[Date Prev][Date Next][Thread Prev][Thread Next][Date Index][Thread Index]

keyed-MD5



I have sumbitted a new version
of my internet-draft on keyed MD5 (draft-krawczyk-keyed-md5-01.txt).

You may recall that the previous version of this draft (00)
presented the construction that was adopted into RFC-1828
(keyed MD5 for IP AH).
The reason for the new updated draft is that I am proposing a different
construction which keeps all the advantages of the previous one
(simplicity, efficiency, short key, no change to MD5 code, etc), but
in addition has a significantly better security analysis behind it.

To the best of my knowledge, it is the best mode of keyed-MD5 proposed
so far among those that enjoy the above properties and have a well understood
security analysis behind it.   (I personally believe it will make it until the
basic MD5 function will be dropped by cryptanalysis or performance,
since a practical breaking of this message authentication algorithm would
imply severe weaknesses of the underlying hash function.)
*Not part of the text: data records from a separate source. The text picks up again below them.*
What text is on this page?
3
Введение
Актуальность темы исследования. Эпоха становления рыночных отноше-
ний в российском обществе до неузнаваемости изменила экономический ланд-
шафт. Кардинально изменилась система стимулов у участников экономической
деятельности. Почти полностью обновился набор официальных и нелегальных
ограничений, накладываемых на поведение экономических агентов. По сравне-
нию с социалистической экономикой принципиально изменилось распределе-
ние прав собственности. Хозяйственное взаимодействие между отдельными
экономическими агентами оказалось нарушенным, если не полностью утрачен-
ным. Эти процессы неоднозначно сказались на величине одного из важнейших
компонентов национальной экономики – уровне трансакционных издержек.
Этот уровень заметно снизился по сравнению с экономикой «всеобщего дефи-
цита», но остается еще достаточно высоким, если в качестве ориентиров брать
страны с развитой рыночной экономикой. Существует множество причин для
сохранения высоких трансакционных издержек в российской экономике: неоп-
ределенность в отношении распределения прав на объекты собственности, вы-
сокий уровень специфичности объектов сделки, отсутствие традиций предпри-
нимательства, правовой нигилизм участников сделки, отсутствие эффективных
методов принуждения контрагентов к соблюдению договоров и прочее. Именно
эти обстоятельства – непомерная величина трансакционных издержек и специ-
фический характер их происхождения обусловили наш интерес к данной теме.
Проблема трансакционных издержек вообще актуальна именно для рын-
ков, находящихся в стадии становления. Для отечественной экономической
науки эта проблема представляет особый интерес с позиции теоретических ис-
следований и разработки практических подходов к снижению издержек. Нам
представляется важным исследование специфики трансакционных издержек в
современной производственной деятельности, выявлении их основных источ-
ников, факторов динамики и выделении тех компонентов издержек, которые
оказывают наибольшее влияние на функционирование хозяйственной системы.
My previous draft was a compromise between improving on
the by-then WG official keyed-MD5 proposal and  what seemed to be
acceptable to the RFC editors. It was not, in particular,
the best solution available at the time.
In the meantime, we have even further improved in some aspects of this
construction. In particular, it enjoys now very clear analysis advantages
relative to other proposals (including my previous one).

I hope that you agree with me that it is not too late to move to
this new proposal. It involves no difficulty for existing implementations
to change the function, and it offers a significantly better understood
security. On the other hand, it is better to do it now before these
standards are  widely deployed in products.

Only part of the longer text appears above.